More than just knowing how well you sleep every night, determining your sleep efficiency ratio will enable you and the doctor to diagnose any sleep disorders so that further probing could be done in order to determine the underlying causes of these disorders.

Sleep efficiency that is greater than 80 per cent is regarded as the normal value. With this amount of sleep, one will usually feel refreshed and energized in the morning. It is considered as the optimum sleep efficiency to go on with your daily activities without the risk of draining the energy out in the middle of the day. This is the ratio that everyone should aim for in order to get the best quality of sleep possible.

Sleep efficiency of less than 80 per cent, on the other hand, is a diagnostic sign that the patient is suffering from sleep disorders like insomnia and other related cases where sleep is being hampered by the inability of the body to fall into a deep sleep. In most cases, people with insomnia will have a hard time sleeping at night, and when they finally do, they often wake up shortly and then have difficulty with going back to sleep again. This significantly reduces their sleep efficiency since there will be more waking hours in-between sleep times thereby largely affecting the quality of sleep. The body’s cortisol levels play a major role in insomnia cases as insomniacs tend to have high cortisol levels at night when naturally these levels should be way down whenever we are nearing bedtime.
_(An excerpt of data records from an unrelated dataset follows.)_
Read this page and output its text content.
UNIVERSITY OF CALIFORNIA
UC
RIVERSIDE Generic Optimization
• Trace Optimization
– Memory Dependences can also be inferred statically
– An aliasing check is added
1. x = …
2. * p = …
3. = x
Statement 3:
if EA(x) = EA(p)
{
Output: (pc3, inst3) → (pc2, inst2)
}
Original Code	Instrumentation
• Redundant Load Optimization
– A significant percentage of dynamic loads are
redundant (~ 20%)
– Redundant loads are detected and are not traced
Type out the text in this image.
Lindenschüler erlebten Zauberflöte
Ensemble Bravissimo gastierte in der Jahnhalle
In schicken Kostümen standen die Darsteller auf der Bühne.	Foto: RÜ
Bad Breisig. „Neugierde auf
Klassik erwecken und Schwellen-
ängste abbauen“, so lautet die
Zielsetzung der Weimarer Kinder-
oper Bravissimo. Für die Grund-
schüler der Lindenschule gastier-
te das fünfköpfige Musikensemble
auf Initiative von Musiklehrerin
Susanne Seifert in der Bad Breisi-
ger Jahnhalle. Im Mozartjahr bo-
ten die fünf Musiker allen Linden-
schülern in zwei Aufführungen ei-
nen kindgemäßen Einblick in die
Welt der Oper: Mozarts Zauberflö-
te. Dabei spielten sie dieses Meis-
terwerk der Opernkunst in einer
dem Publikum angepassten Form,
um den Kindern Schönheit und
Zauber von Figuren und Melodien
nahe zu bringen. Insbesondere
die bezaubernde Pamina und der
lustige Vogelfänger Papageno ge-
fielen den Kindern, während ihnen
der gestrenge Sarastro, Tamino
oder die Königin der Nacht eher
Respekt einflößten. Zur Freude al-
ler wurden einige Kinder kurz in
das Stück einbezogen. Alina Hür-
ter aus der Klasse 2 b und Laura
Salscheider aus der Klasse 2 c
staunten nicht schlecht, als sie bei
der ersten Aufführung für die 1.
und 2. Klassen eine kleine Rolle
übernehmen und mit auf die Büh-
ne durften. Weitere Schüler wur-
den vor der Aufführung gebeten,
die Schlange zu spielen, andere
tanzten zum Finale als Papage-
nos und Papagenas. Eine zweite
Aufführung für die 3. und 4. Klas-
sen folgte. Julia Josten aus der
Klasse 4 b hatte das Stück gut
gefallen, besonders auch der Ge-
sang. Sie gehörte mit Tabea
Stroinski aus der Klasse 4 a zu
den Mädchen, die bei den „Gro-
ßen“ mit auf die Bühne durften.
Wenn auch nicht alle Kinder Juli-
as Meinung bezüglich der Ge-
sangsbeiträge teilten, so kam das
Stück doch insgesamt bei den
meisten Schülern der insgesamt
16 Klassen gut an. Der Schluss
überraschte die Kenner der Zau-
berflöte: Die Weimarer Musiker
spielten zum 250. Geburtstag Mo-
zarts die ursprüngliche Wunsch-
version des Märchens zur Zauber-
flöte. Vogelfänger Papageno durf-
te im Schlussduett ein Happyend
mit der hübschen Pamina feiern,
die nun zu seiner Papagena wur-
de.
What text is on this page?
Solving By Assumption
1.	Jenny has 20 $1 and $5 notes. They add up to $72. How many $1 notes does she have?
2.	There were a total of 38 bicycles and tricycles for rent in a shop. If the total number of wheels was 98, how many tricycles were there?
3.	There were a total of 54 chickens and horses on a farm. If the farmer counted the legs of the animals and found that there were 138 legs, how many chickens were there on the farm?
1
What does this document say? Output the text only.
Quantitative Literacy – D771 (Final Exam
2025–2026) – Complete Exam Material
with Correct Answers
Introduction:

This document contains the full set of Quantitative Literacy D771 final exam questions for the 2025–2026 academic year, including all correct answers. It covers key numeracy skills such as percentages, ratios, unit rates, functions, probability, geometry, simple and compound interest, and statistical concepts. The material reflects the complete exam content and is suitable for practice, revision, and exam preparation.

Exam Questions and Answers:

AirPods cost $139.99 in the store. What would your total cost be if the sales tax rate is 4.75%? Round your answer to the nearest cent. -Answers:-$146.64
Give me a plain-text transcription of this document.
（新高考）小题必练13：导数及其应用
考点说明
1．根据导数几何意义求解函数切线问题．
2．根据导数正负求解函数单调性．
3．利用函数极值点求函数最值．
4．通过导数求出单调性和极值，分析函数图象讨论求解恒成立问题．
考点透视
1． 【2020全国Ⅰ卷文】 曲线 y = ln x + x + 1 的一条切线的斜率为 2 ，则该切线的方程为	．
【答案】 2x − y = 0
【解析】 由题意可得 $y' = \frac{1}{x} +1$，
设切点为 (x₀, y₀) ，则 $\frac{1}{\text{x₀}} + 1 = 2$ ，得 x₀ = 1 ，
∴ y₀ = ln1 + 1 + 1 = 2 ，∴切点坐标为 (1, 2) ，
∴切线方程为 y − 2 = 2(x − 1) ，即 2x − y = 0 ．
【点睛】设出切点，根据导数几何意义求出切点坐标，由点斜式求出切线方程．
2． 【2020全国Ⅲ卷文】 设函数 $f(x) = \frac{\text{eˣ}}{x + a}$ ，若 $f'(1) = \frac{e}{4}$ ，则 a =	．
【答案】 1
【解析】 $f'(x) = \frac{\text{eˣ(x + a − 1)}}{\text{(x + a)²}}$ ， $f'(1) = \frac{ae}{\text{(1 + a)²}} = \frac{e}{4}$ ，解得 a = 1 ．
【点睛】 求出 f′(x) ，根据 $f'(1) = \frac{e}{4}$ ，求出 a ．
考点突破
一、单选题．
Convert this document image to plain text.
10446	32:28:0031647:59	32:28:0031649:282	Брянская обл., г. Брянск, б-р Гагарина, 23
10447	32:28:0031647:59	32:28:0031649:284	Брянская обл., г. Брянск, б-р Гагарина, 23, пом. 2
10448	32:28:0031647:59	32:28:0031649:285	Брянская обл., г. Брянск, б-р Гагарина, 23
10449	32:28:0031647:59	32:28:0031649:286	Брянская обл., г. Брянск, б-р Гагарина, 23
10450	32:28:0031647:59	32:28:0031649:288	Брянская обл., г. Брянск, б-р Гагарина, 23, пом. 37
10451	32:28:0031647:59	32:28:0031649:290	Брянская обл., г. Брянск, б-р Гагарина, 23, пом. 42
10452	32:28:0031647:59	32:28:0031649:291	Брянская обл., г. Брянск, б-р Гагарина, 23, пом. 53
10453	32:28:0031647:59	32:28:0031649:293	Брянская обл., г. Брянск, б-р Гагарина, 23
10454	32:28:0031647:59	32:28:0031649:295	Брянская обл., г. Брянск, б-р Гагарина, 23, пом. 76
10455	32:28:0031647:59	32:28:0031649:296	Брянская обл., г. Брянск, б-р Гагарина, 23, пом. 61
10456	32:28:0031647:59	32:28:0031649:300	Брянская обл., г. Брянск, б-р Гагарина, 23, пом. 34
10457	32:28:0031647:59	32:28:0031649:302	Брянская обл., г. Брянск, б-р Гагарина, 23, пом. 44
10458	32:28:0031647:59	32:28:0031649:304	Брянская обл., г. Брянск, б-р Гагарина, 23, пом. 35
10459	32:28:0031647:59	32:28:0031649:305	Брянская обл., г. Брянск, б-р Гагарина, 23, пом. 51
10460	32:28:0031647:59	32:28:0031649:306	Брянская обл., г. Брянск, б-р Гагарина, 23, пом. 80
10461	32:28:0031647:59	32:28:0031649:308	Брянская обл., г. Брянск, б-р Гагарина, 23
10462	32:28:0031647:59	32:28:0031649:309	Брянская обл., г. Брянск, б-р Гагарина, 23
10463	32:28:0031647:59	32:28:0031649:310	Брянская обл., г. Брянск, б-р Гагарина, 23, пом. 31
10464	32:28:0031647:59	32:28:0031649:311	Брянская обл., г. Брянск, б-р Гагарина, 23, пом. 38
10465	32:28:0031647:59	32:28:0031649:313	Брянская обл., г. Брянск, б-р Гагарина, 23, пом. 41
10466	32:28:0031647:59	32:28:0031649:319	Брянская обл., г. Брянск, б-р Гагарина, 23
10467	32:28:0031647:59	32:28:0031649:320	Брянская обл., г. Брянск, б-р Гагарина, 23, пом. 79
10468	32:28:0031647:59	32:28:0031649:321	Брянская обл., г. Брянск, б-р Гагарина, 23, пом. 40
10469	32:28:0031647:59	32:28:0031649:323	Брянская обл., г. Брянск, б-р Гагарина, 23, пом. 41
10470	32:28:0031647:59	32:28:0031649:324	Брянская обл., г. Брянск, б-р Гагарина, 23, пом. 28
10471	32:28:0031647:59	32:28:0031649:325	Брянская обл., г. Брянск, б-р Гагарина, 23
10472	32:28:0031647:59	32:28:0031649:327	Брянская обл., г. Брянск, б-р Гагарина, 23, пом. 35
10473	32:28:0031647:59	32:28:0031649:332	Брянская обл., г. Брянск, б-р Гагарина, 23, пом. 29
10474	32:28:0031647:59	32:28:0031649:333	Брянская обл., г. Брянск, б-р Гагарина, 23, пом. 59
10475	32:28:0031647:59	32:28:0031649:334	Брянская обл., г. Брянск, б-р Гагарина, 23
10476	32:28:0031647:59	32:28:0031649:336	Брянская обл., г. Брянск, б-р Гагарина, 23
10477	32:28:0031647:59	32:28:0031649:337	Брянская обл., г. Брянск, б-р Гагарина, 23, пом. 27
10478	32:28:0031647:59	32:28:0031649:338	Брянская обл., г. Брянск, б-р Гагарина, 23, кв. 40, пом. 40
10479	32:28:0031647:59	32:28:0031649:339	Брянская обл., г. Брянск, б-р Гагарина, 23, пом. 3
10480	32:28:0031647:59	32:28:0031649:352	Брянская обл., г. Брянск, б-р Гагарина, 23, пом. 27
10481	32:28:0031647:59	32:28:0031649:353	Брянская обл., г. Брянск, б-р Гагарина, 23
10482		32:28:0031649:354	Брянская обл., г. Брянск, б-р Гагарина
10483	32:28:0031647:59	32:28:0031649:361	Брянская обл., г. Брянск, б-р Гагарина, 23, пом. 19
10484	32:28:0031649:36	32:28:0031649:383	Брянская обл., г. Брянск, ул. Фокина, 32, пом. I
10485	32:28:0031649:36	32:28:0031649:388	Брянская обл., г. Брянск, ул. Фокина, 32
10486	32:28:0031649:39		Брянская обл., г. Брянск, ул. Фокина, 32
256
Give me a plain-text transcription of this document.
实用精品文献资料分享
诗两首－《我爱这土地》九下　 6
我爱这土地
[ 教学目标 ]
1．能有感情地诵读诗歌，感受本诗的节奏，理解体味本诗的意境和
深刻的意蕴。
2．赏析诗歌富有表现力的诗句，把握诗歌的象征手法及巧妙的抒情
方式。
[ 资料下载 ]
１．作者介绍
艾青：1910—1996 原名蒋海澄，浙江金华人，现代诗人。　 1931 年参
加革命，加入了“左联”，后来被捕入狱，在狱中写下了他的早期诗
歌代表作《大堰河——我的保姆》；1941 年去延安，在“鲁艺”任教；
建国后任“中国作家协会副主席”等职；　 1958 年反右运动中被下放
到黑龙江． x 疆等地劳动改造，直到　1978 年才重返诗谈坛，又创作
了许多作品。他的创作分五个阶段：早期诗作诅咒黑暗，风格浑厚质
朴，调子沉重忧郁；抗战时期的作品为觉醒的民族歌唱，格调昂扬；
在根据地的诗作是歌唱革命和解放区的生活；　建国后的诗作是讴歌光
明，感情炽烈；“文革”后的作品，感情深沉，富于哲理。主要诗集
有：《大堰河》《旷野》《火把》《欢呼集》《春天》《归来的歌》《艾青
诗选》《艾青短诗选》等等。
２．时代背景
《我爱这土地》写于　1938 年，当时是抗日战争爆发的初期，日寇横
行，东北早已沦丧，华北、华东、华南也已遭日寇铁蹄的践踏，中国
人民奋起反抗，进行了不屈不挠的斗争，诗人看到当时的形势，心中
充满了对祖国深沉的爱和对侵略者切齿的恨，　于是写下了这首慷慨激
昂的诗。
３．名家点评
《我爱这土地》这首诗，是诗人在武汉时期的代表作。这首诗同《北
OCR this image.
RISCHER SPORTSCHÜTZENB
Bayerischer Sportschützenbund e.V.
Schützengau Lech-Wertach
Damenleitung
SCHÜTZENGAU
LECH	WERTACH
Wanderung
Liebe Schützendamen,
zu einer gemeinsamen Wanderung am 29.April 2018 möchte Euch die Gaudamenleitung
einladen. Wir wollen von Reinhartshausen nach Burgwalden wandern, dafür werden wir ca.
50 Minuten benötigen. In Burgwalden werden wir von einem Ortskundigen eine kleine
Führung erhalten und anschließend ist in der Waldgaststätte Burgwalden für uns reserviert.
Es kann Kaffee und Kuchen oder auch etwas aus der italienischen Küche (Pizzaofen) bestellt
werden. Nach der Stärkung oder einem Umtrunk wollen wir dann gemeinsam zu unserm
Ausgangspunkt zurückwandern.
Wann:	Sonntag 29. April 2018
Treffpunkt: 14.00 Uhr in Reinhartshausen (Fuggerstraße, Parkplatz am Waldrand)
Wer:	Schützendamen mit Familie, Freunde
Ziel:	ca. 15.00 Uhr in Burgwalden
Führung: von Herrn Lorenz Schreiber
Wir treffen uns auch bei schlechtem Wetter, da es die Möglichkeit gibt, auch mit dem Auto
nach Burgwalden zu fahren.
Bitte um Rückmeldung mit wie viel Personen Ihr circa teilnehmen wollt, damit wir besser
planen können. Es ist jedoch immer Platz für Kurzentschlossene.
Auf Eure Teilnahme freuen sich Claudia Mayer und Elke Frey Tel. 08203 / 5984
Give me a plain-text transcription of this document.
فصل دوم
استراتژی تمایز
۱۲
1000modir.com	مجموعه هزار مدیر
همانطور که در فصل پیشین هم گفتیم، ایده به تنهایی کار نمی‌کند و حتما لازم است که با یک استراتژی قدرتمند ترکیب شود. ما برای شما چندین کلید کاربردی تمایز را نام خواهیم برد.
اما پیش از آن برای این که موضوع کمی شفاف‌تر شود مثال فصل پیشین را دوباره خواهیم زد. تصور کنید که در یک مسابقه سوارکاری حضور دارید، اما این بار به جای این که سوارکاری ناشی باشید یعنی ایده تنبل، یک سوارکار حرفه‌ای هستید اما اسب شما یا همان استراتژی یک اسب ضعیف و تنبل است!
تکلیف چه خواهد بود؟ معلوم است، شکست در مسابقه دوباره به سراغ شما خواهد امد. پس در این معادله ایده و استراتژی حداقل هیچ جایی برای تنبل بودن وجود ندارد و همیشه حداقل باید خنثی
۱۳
Sleep efficiency greater than 95 per cent, although it sounds good, is also an indication of another sleep disorder. People with sleep efficiencies higher than 95 per cent might be or prone to suffering narcolepsy or idiopathic hypersomnia. These are cases when the brain signals the glands to release excess melatonin. Melatonin is the hormone responsible in inducing sleep and giving that sleepy feeling to an individual. In narcolepsy cases, a patient has the tendency to fall asleep in a blink of an eye even though he is fairly active prior to the incident. This is particularly risky if one is driving, operating heavy equipment, or if working above ground.

Sleep efficiency ratios are not in any way final and fixed. You have the power to change your sleep efficiency ratio by changing your life style in general. The body quickly adapts to changes. So if you instill some good sleeping habits, you might be able to correct any improper sleep efficiency thereby increasing the total amount of sleep and also promoting good-quality sleeping time.





One Response to “Sleep Efficiency”

  1. On September 28, 2011 at 4:37 am Trisha Mayer responded with... #

    Sleep Efficiency is relative to the Person’s Lifestyle or even their Nature of Work. Like for nocturnal workers or night shift employees, their sleep efficiencies vary most especially when there are shifting of work schedules. Our body clock adjusts with our Physical and Mental Activities.